CM, thanks for clarifying that. There was a new response that seemed pretty silly on the philosophyforum under the "Why Do People Have Babies" thread. This responder named ant4ddd said:

"What if this question is little-bit overintellectualized. Perhaps wanting to have babies is more like a feeling. Similar for example to pain. If you get needle in your eye you don't choose whether to feel pain or not, and you certainly don't give any reasons why do you "choose" to feel pain( a la I choose to feel pain so I could learn a lesson ). And certainly need to have a kids is important and archaic enough to be separate and primary emotion instead of being construction from more complex stuff like vanity or sustainability etc."

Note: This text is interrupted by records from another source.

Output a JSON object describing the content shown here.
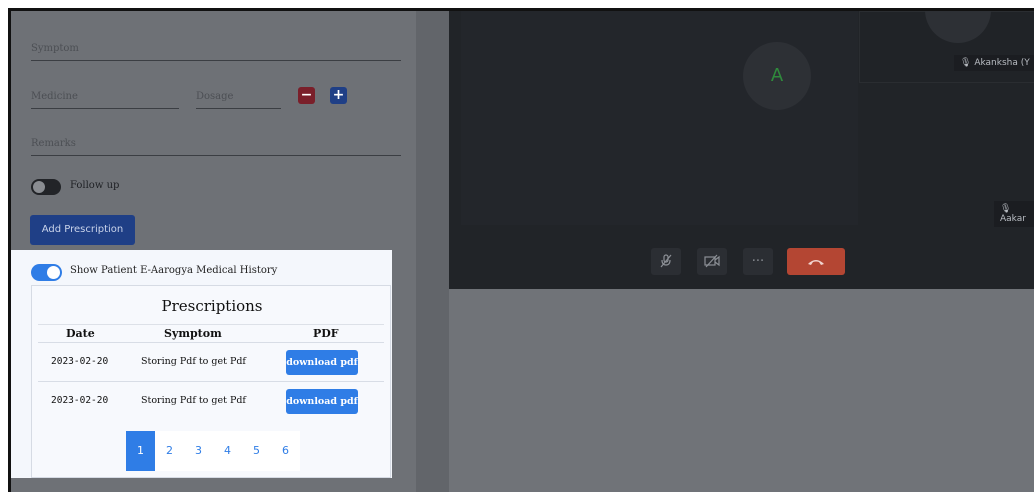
{
  "form": {
    "partial_top_label": "",
    "symptom_placeholder": "Symptom",
    "medicine_placeholder": "Medicine",
    "dosage_placeholder": "Dosage",
    "remove_label": "−",
    "add_label": "+",
    "remarks_placeholder": "Remarks",
    "follow_up_label": "Follow up",
    "follow_up_enabled": false,
    "add_prescription_label": "Add Prescription"
  },
  "history": {
    "toggle_label": "Show Patient E-Aarogya Medical History",
    "toggle_enabled": true,
    "title": "Prescriptions",
    "columns": [
      "Date",
      "Symptom",
      "PDF"
    ],
    "rows": [
      {
        "date": "2023-02-20",
        "symptom": "Storing Pdf to get Pdf",
        "action": "download pdf"
      },
      {
        "date": "2023-02-20",
        "symptom": "Storing Pdf to get Pdf",
        "action": "download pdf"
      }
    ],
    "pages": [
      "1",
      "2",
      "3",
      "4",
      "5",
      "6"
    ],
    "current_page": "1"
  },
  "video": {
    "main_avatar_initial": "A",
    "participant_1": "Akanksha (Y",
    "participant_2": "Aakar",
    "controls": {
      "mic_icon": "mic-muted-icon",
      "cam_icon": "camera-off-icon",
      "more_icon": "more-icon",
      "end_icon": "end-call-icon"
    }
  },
  "colors": {
    "primary": "#2f7de6",
    "dark_button": "#1f3f86",
    "danger": "#b44633",
    "overlay": "#6f7277"
  }
}
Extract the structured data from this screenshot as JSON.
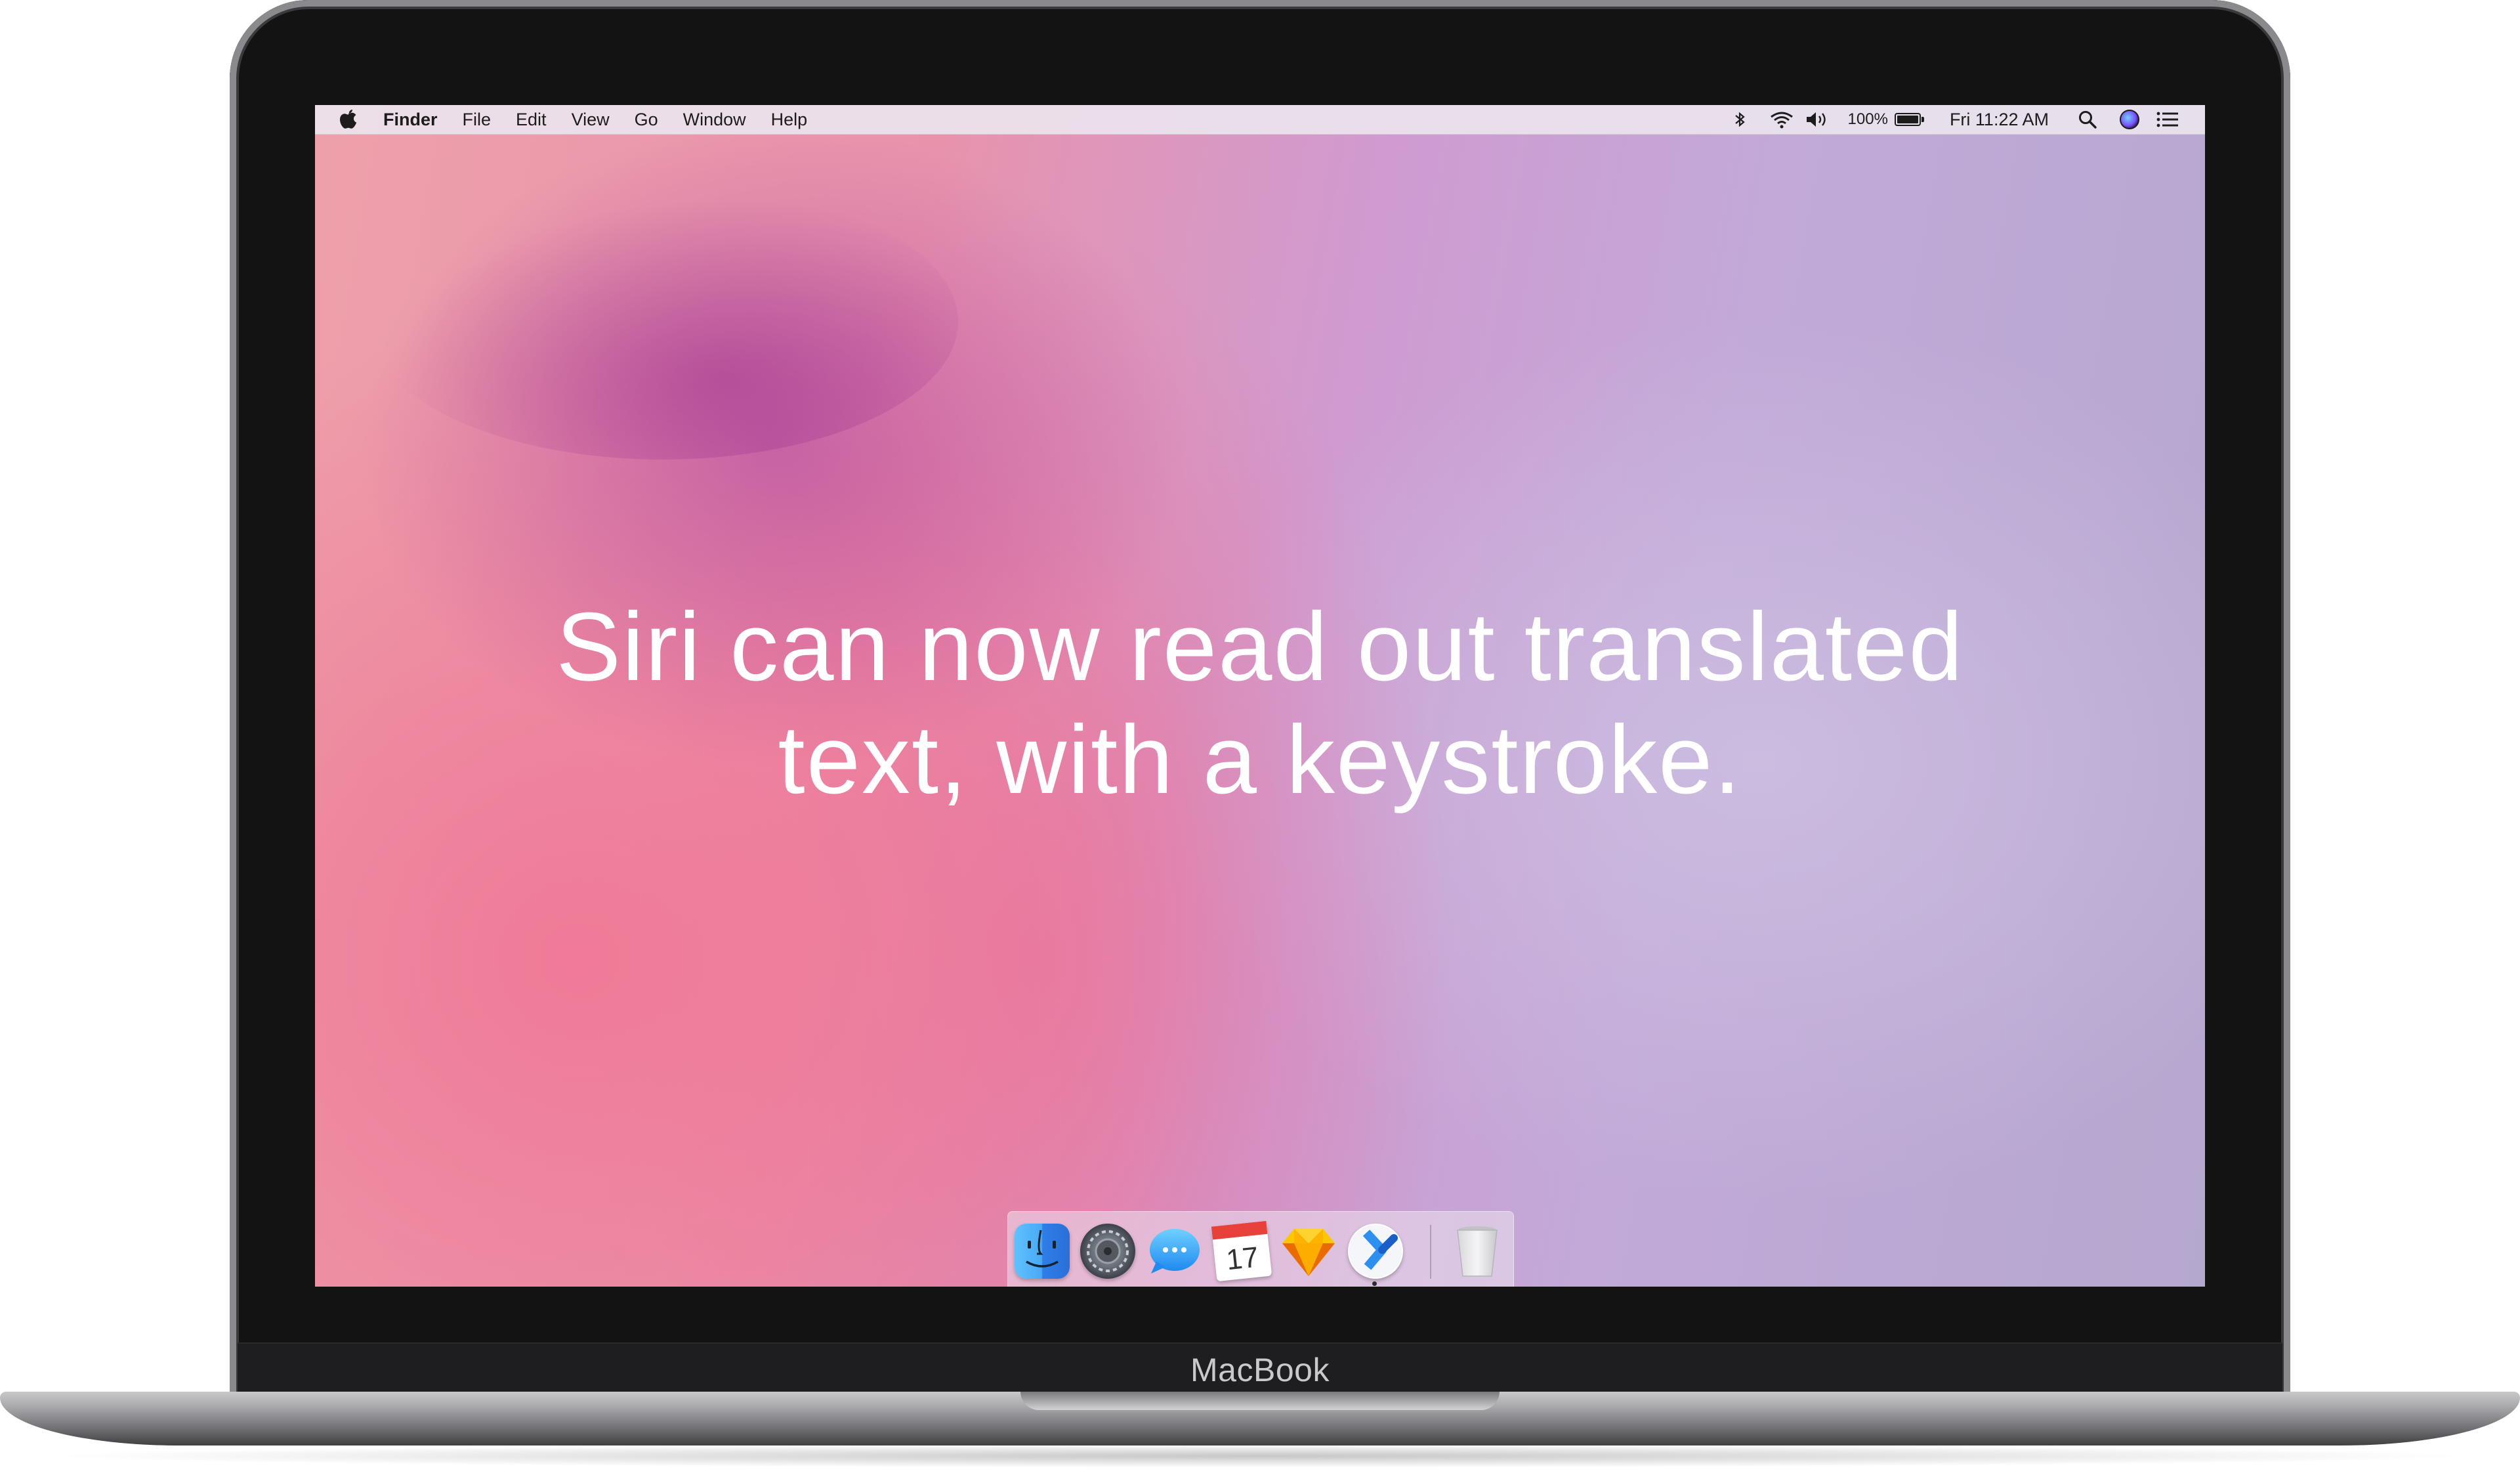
{
  "device": {
    "brand_label": "MacBook"
  },
  "menubar": {
    "app_name": "Finder",
    "menus": [
      "File",
      "Edit",
      "View",
      "Go",
      "Window",
      "Help"
    ],
    "battery_percent": "100%",
    "clock": "Fri 11:22 AM",
    "status_icons": [
      "bluetooth-icon",
      "wifi-icon",
      "volume-icon",
      "battery-icon",
      "spotlight-search-icon",
      "siri-icon",
      "notification-center-icon"
    ]
  },
  "headline": {
    "line1": "Siri can now read out translated",
    "line2": "text, with a keystroke."
  },
  "dock": {
    "apps": [
      {
        "name": "finder-icon"
      },
      {
        "name": "system-preferences-icon"
      },
      {
        "name": "messages-icon"
      },
      {
        "name": "calendar-icon",
        "label": "17"
      },
      {
        "name": "sketch-icon"
      },
      {
        "name": "translate-app-icon"
      },
      {
        "name": "trash-icon"
      }
    ]
  },
  "colors": {
    "wallpaper_pink": "#eea0aa",
    "wallpaper_lavender": "#c2a9d8",
    "bezel": "#131313",
    "menubar": "#ece4ee"
  }
}
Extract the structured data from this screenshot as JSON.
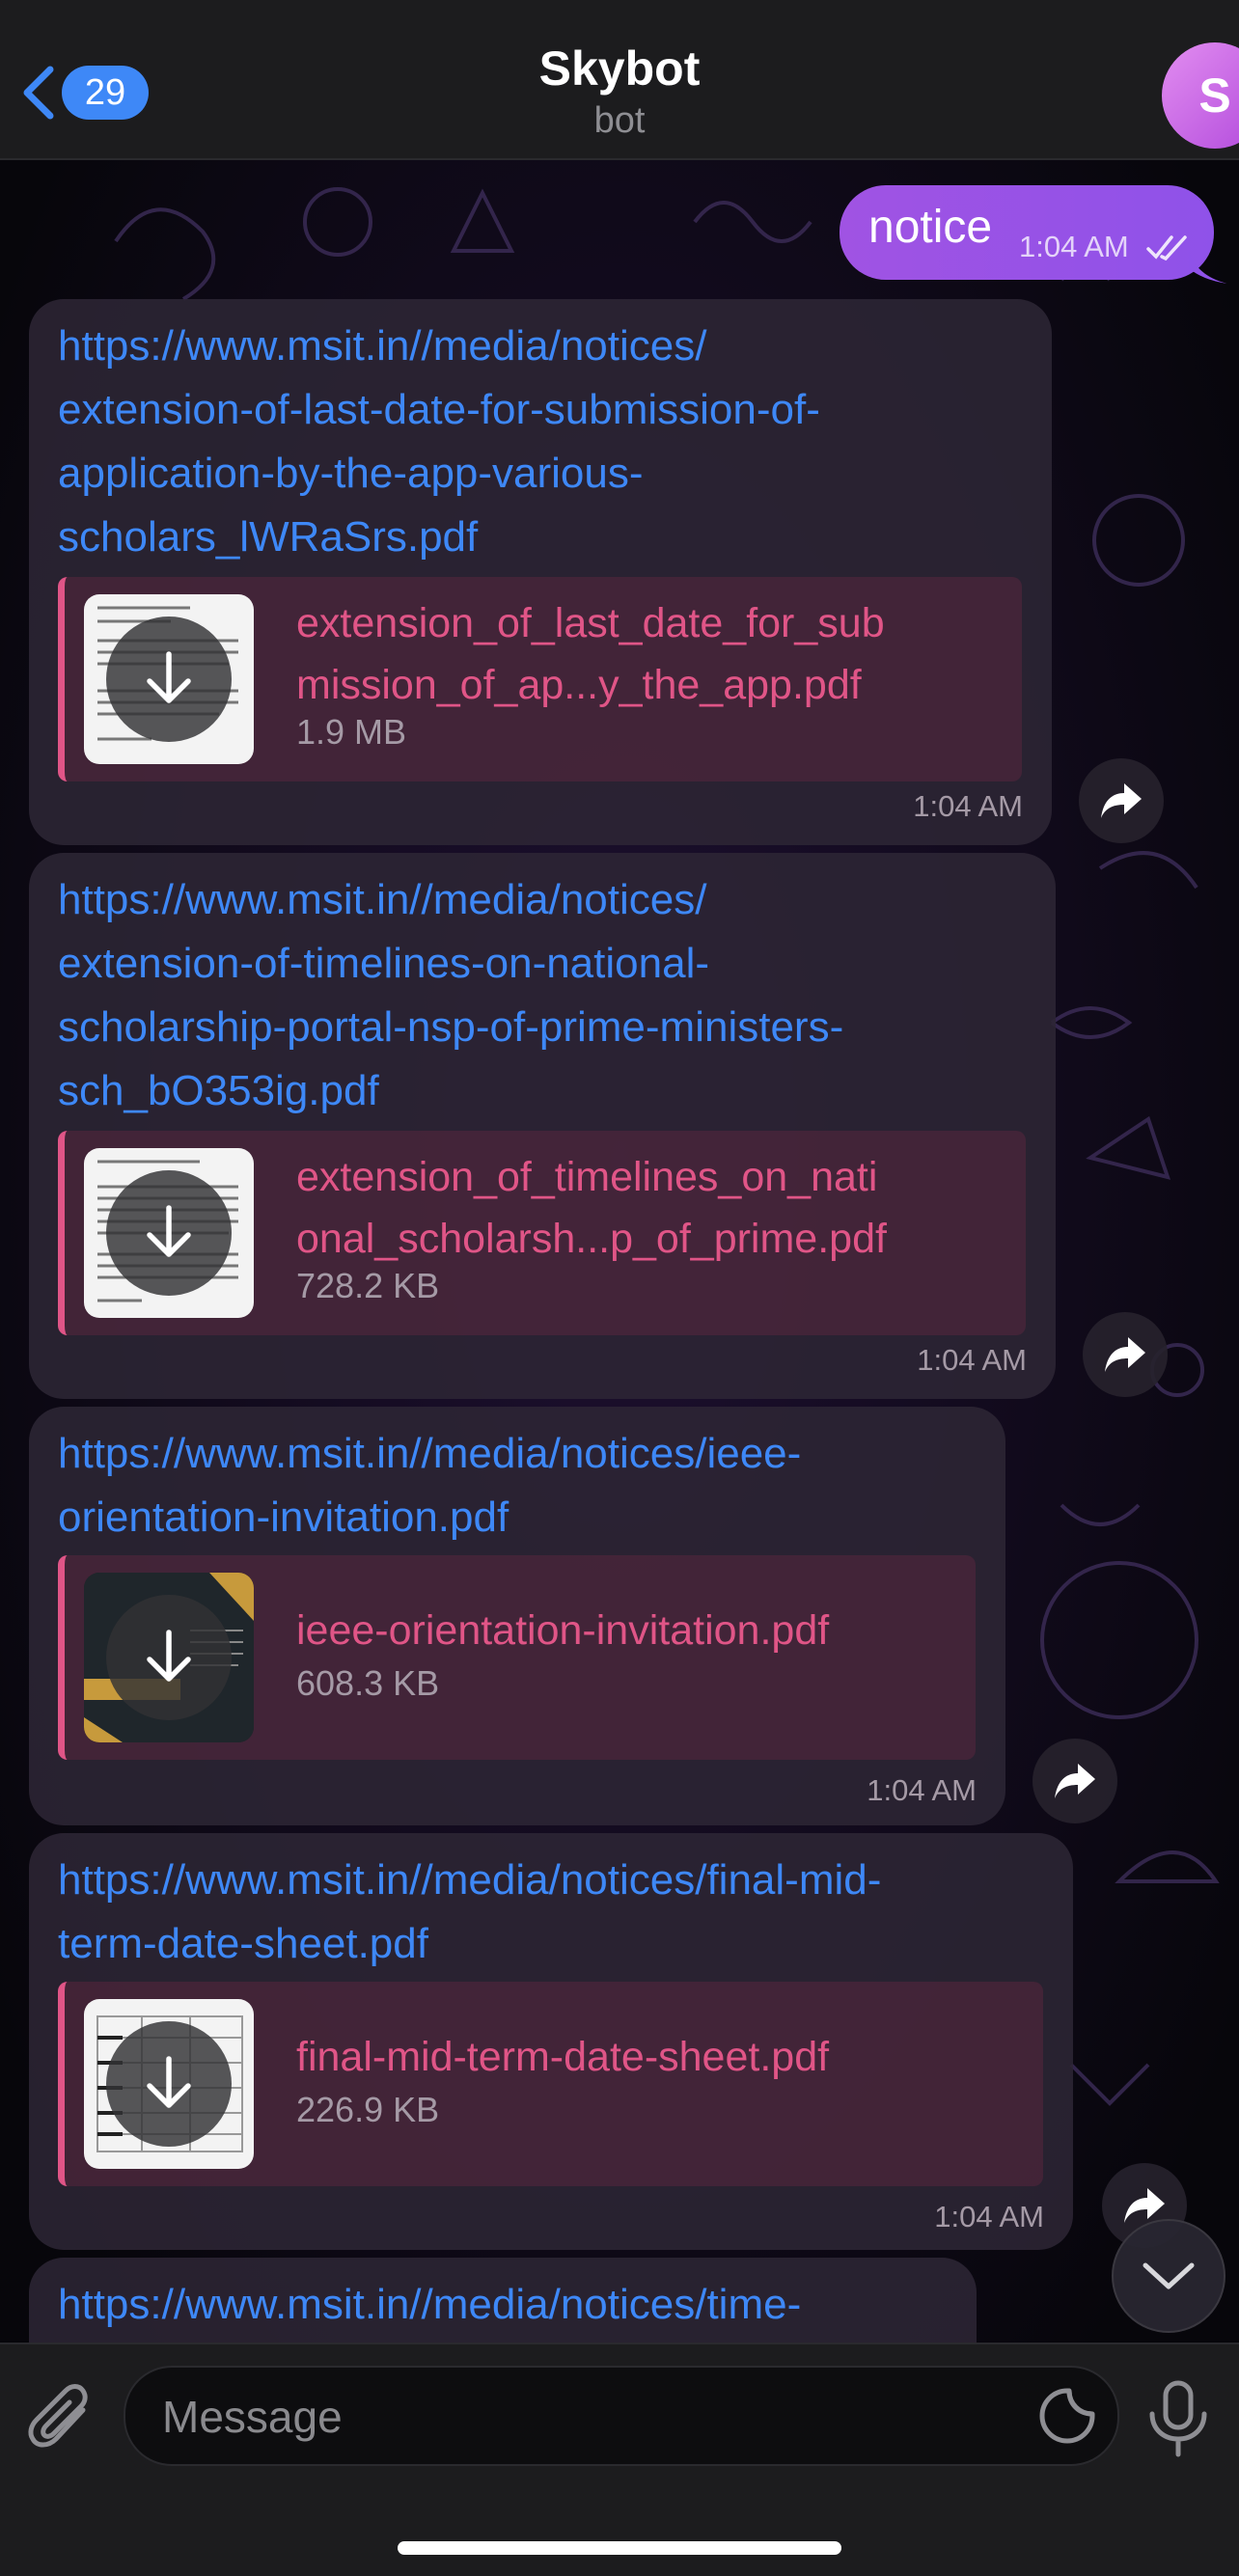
{
  "header": {
    "unread_count": "29",
    "title": "Skybot",
    "subtitle": "bot",
    "avatar_letter": "S"
  },
  "outgoing": {
    "text": "notice",
    "time": "1:04 AM"
  },
  "messages": [
    {
      "link": "https://www.msit.in//media/notices/\nextension-of-last-date-for-submission-of-\napplication-by-the-app-various-\nscholars_lWRaSrs.pdf",
      "file_name": "extension_of_last_date_for_sub\nmission_of_ap...y_the_app.pdf",
      "file_size": "1.9 MB",
      "time": "1:04 AM",
      "thumb": "document"
    },
    {
      "link": "https://www.msit.in//media/notices/\nextension-of-timelines-on-national-\nscholarship-portal-nsp-of-prime-ministers-\nsch_bO353ig.pdf",
      "file_name": "extension_of_timelines_on_nati\nonal_scholarsh...p_of_prime.pdf",
      "file_size": "728.2 KB",
      "time": "1:04 AM",
      "thumb": "document"
    },
    {
      "link": "https://www.msit.in//media/notices/ieee-\norientation-invitation.pdf",
      "file_name": "ieee-orientation-invitation.pdf",
      "file_size": "608.3 KB",
      "time": "1:04 AM",
      "thumb": "invitation"
    },
    {
      "link": "https://www.msit.in//media/notices/final-mid-\nterm-date-sheet.pdf",
      "file_name": "final-mid-term-date-sheet.pdf",
      "file_size": "226.9 KB",
      "time": "1:04 AM",
      "thumb": "table"
    },
    {
      "link": "https://www.msit.in//media/notices/time-\n"
    }
  ],
  "input": {
    "placeholder": "Message"
  },
  "icons": {
    "back": "chevron-left-icon",
    "read_receipt": "double-check-icon",
    "download": "download-arrow-icon",
    "forward": "forward-icon",
    "scroll_down": "chevron-down-icon",
    "attach": "paperclip-icon",
    "sticker": "sticker-icon",
    "mic": "microphone-icon"
  },
  "colors": {
    "link": "#3e88f7",
    "file_accent": "#e05587",
    "outgoing_bubble": "#9d53e5",
    "badge": "#3e88f7"
  }
}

I think that if I answer I might write a paper on how one must make this decisions using clear reasoning, quoting Schopenhauer, Benatar etc.. But it would be very long. Do you think you can answer him/her in a short response? You seem to have a knack for explaining complex issues in brief answers.

Anonymous said...

Compoverde, I think it's important to realize that the thread was originally about reasons/causes people have kids. Some comments in the thread are made in this context. If you view the most recent comment (the one you cited) that way, there's nothing wrong with it.

Anonymous said...

Shadow,

I can see why people embrace nihilism (even if they don't know they do; most people do so because it's just the way Western culture works nowadays) and why their worldviews are so volatile. It is okay. Life is difficult enough as it is; no need to let other people impose artificial boundaries on you.

The crucial point is: why should people let us impose artificial boundaries on them?

Because if they would respect our artificial boundaries, in the future, fewer people would have to live this difficult life, fewer people would have to endure people trying to impose artificial boundaries on them, and fewer people would have to consciously not let others impose artificial boundaries on them.

Similarly, fewer people would have to debate whether or not to have children, fewer people would have to break their heads about worldwide poverty, fewer people would have to slave away for ten bucks an hour (if they're lucky) to pay the rent to some ungrateful landlord because they got kicked out of the house by their parents for not wanting to wash their car anymore.

All the non-identity problems in the world won't change the fact that if you (the reader) have a kid, there will be one more suffering soul in the world. And the "good" (if any) experienced by your kid won't speak in your favor.

Emo Kid,

I'm not sure what productivity means in the face of nihilism. Nihilism isn't bad per se (see what I wrote above), but it certainly conflicts with antinatalism. People have, long ago, adopted nihilism for reasons that do not conflict with antinatalism, but the end result is that they reject antinatalism now because their nihilism tells them to distrust anything that is touted as absolutely and/or objectively right and/or true.

That said, I have a major beef with subjectivism and relativism and postmodernism and mysticism and whatnot; it probably biases me greatly.

Apart from all that, am I the only one who can empathize with our detractors? Don't we all know how difficult it is to see everything in advance and always make the right decision? Most people have never even thought to think about thinking about procreation; just because we are obsessed with it doesn't mean it should be obvious to everyone.